Yo no soy tu muñeca

Pedro Muelas

El día que me terminaron de coser, el artesano dijo que era la más bonita de sus creaciones. Me mandaron en una caja con otras muñecas muy parecidas a mí, con las mismas ropas, con las mismas caras y manos de porcelana, pero ninguna era como yo. Me sentía llena de grandes esperanzas, sería la favorita de mis niñas en una lujosa mansión. Yo era la mejor y no esperaba otra cosa. Mi destino cambió cuando me sacaron de la caja y un descuido acabó con mi cara de porcelana resquebrajada contra el suelo. En mi interior lloré amargamente, ¿quién iba a querer una muñeca rota?

El tendero no me devolvería al taller y me arregló lo mejor que pudo. Estaba completa, pero las cicatrices eran visibles. A los pocos días un campesino entró con su hija, no pensaban comprar, solo querían ver las muñecas, pero el tendero les dijo que una estaba rebajada porque estaba rota. La niña de pelo negro y ropas humildes me abrazó con todas sus fuerzas y me sentí querida.

La última noche que pasamos en la granja la niña me habló como si fuera su amiga a la que le contaba sus secretos.

—Pepita, —me dijo la niña mientras me peinaba— mañana vamos a la ciudad a la casa de Doña Brígida. Dice que soy muy apañada y que ya es hora de que me gane el chusco y no viva a la sopa boba. Pablo dice que nos casaremos cuando vuelva al pueblo, es muy guapo, el más guapo de todos. Pepita, yo no quiero ir a la ciudad, ni casarme. Quiero ir a la escuela y ser maestra ¿Cómo voy a aprender si estoy todo el día fregando y cocinando? 

Montamos en un tren que echaba una enorme nube de vapor. La ciudad me asustó, jamás había visto tanta gente y tantos coches de caballos. El cuarto de la niña no tenía ventanas, habían puesto un camastro en la despensa y los ratones me mordían el vestido cuando me quedaba sola.

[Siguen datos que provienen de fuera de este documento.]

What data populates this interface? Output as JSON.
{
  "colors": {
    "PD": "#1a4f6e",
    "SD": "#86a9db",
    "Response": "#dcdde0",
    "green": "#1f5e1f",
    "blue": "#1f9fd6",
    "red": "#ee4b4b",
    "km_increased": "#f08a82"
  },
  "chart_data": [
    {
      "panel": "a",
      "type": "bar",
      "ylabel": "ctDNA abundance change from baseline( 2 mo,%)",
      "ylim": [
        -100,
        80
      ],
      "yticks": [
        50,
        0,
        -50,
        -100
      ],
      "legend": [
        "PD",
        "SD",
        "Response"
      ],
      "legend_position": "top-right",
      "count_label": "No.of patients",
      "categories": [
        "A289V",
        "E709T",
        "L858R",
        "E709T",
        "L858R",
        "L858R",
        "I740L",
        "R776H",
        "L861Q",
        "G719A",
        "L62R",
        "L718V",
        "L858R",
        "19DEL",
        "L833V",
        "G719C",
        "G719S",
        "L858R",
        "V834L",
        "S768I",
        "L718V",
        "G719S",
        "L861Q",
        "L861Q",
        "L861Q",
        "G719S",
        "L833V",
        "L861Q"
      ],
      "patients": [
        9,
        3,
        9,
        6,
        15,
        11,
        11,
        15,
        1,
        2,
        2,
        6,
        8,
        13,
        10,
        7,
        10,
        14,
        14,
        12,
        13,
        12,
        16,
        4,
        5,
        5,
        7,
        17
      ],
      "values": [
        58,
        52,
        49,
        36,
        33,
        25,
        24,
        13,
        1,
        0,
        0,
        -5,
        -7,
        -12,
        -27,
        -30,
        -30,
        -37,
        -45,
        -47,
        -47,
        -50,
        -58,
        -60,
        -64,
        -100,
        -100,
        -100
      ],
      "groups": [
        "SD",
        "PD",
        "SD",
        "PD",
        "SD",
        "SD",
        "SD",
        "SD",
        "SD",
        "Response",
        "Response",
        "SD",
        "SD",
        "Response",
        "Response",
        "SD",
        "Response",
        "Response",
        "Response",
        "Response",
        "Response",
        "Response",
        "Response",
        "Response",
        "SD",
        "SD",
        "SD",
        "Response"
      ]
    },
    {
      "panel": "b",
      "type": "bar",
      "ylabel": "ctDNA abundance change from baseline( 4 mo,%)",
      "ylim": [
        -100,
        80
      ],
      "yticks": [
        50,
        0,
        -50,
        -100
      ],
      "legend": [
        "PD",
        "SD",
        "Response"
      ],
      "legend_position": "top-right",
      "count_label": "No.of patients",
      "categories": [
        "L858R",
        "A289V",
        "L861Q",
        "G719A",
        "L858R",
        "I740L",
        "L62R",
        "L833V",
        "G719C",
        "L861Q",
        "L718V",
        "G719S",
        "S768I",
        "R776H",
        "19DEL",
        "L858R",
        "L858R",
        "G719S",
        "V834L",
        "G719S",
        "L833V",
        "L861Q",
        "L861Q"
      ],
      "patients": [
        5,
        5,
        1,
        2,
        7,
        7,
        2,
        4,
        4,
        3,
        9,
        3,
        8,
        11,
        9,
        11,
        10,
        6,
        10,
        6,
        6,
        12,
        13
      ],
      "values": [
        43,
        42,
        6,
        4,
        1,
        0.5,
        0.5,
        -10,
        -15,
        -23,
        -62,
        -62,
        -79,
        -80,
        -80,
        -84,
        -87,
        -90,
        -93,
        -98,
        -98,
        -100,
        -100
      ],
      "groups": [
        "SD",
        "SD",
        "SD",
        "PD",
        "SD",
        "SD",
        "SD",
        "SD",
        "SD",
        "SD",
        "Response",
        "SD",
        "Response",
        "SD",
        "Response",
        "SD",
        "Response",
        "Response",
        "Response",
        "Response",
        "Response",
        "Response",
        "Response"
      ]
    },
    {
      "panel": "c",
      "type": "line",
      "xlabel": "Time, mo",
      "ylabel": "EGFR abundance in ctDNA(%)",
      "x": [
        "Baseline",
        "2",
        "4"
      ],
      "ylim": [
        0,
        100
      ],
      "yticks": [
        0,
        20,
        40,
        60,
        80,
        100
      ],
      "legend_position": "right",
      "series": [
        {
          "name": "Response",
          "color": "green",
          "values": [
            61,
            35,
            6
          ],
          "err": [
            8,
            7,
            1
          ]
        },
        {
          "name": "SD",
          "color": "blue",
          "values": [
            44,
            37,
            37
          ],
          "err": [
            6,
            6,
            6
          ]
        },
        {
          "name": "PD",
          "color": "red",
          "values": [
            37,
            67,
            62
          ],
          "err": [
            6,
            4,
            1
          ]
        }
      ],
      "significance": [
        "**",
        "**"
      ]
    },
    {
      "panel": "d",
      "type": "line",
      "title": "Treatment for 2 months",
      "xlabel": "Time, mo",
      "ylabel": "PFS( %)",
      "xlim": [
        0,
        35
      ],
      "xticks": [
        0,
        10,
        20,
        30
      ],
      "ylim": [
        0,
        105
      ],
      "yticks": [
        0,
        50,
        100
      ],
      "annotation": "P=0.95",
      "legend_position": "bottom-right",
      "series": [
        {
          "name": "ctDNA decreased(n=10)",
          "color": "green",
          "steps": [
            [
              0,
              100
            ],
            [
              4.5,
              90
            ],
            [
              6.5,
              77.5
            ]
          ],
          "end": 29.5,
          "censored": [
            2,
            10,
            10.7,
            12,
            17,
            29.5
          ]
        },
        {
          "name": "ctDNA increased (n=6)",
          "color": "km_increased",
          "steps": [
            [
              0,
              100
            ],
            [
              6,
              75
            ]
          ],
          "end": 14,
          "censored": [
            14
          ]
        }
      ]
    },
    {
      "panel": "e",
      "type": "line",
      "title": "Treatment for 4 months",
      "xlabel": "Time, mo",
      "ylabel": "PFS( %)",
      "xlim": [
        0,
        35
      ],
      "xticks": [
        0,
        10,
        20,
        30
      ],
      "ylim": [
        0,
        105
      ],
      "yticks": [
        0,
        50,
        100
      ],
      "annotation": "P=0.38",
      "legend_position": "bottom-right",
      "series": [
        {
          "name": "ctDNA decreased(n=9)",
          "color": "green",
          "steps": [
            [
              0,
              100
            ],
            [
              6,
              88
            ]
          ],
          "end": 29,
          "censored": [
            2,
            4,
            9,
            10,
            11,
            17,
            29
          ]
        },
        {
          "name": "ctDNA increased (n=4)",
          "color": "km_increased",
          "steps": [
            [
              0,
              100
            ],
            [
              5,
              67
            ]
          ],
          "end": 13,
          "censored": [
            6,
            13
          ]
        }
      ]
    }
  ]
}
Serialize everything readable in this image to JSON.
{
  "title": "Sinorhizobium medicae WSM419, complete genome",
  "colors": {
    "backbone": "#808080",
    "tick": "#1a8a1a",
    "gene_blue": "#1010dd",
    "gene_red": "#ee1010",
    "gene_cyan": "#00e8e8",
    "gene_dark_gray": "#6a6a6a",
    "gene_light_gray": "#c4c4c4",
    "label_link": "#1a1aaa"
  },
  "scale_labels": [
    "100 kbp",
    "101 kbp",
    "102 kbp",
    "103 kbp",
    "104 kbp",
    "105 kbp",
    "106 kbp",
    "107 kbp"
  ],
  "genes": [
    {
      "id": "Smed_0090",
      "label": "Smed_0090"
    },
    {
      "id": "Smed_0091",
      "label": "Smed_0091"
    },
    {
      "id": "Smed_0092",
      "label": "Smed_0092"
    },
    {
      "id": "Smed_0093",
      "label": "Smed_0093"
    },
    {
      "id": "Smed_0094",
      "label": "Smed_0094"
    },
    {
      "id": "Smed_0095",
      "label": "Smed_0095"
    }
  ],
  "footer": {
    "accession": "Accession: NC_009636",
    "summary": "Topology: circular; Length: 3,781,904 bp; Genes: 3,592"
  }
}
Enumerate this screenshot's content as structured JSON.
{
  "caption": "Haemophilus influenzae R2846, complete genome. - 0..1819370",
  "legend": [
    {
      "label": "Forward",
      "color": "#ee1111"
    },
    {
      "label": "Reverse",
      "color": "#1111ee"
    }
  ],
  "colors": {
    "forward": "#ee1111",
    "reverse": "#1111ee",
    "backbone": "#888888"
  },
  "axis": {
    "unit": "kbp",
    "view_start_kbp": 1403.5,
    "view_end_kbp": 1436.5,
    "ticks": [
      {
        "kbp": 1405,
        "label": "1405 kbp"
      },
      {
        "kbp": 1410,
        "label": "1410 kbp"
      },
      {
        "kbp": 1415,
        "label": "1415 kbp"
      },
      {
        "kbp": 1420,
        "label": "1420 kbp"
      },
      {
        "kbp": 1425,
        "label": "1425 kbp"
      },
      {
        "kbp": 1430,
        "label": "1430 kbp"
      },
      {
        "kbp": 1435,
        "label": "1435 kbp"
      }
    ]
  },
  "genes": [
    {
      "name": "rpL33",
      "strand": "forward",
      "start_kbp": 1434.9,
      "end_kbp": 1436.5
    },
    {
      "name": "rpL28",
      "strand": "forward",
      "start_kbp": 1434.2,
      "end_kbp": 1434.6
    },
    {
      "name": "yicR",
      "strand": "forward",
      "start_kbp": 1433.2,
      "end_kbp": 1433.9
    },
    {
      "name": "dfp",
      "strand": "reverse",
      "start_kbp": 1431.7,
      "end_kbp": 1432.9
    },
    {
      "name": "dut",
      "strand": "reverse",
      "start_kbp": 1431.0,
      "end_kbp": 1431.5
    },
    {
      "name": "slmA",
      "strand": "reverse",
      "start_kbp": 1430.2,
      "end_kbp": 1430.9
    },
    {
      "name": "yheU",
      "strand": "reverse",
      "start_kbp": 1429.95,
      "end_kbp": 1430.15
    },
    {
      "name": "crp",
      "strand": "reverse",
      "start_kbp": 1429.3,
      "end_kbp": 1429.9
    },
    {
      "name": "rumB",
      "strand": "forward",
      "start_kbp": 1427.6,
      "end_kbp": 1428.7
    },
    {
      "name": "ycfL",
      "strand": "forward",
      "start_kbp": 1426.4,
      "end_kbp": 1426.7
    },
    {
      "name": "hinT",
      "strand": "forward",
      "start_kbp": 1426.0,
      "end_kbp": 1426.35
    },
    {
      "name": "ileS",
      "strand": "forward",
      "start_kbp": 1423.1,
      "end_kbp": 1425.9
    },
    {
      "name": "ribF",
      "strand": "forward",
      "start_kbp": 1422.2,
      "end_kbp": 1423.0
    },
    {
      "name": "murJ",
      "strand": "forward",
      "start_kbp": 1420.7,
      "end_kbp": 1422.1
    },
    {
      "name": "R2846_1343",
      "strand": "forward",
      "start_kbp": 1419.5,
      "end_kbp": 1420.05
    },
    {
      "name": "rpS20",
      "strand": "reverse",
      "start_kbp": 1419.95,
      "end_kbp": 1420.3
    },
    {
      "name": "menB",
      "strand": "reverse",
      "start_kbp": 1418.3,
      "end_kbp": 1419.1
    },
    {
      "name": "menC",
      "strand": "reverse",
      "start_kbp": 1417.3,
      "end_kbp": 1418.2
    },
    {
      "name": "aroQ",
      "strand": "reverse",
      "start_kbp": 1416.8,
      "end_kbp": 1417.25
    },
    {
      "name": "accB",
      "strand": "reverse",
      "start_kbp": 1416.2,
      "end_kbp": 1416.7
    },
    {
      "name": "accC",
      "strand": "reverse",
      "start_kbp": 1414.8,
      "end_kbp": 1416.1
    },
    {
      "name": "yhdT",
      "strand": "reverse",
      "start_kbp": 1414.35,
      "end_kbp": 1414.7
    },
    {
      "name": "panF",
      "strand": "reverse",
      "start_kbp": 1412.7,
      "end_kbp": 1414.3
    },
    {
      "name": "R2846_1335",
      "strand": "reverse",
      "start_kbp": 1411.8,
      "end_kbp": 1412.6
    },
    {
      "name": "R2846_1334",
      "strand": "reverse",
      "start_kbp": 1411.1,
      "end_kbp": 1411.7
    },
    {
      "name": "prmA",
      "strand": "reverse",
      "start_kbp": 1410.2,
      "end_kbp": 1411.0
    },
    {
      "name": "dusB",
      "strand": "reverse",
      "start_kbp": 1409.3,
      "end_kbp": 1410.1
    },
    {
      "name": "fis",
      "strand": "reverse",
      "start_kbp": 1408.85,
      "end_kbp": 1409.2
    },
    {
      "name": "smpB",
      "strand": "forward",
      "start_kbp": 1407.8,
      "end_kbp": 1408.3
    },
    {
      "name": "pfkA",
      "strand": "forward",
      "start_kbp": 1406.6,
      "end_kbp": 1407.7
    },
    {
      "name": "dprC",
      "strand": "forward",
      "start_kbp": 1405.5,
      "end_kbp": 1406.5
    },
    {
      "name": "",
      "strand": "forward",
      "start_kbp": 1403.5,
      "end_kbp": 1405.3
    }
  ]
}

Por las noches la niña me peinaba como hacía en la granja, me enseñaba sus manitas doloridas llenas de ampollas, cortes y quemados.

—Pepita, algún día dejaremos esta casa y regresaremos al pueblo. En el pueblo me casaré con Pablo y tendré muchos niños que me querrán y seré la señora de la casa y nunca nadie volverá a pegarme. Aquí las niñas de la casa son malas, rompen cosas y me echan la culpa. Creo que las odio. El señor de la casa es muy amable, dice que ya he crecido mucho y que me va a comprar ropa nueva porque ya casi soy una mujer.

Al día siguiente mientras que la niña hacía las tareas, las hijas de los señores entraron en la despensa.

—Aquí es donde duerme la piojosa ¿qué es esto? —dijo una de las niñas agarrándome del pelo— Es una muñeca piojosa como ella, mírala está sucia y con agujeros.

La otra niña tiró de mi vestido que empezó a romperse, pronto mi cuerpo siguió la misma suerte y acabé en dos mitades tirada en el suelo. La niña lloró desconsolada cuando me encontró por la noche. Intentó volver a coserme y el resultado no fue el esperado, pero estaba entera. La niña creció, poco a poco se olvidó de mí y dejó de peinarme. Hasta aquella noche en la que el señor la llamó cuando todos dormían.

—Pepita, me ha ensuciado, me ha ensuciado el corazón. Pablo, ¿dónde estás?¿Qué voy a hacer ahora?¿Qué puedo hacer ahora que me han ultrajado de esta manera? Mírame, ahora soy como tú, nadie querrá una muñeca rota. ¿Sabes qué? No necesitamos a papá, ni a mamá, ni a Doña  Brígida, ni a Pablo, nos iremos de esta casa. Voy a vivir sola. Como dice el pastor del pueblo «Cuando te rodean los lobos hay que echarle un par de cojones y no asustarse». Pepita, es hora de marcharnos.